Data were particularly weak for the fake dog test. If the test worked to predict canine aggression, we would expect that the dogs reported as DOG-AG by their owners would be more likely than controls to direct such behaviors at the fake dog. This results did not confirm this expectation. In fact, they did not differ from controls for any observed aggressive behavior towards the fake dog. There were differences in posture, with some of DOG-AG group looking at the fake dog with an erect posture more than when presented with the other stimuli.
Additional limitations weaken the study’s validity. For example, the order of stimulus presentation was not randomized or counterbalanced; there could be history effects such as habituation to the environment. Although re-scoring a sample of videos 8 months after the initial coding showed intra-rater reliability, the videos were nonetheless only analyzed by one observer, thus inter-rater reliability could not be determined.

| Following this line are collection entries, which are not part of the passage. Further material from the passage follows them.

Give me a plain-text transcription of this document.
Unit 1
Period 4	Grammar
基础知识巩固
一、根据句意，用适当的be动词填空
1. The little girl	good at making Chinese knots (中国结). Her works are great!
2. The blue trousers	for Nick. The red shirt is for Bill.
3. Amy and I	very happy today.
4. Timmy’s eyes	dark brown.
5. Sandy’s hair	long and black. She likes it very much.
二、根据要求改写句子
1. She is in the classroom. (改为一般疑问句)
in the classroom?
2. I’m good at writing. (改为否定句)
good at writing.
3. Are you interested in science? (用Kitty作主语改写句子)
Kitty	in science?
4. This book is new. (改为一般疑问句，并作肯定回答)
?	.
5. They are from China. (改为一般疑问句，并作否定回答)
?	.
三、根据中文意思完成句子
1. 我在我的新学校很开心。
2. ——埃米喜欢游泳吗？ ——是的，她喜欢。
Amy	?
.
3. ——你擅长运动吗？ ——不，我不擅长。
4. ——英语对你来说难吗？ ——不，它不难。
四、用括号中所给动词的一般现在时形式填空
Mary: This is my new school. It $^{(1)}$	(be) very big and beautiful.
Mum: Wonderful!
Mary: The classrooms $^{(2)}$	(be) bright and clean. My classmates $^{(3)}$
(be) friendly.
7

Dogs were also categorized based on owners’ responses about past behaviors which is subject to the usual limitations of respondents’ knowledge, interpretation, honesty, memory recall, and accuracy. Finally, the behaviors scored on the test were not identical to those described to owners on the questionnaire.
Overall, the data are not compelling evidence for using these subtests to predict future behavior or to determine a dog’s adoptability.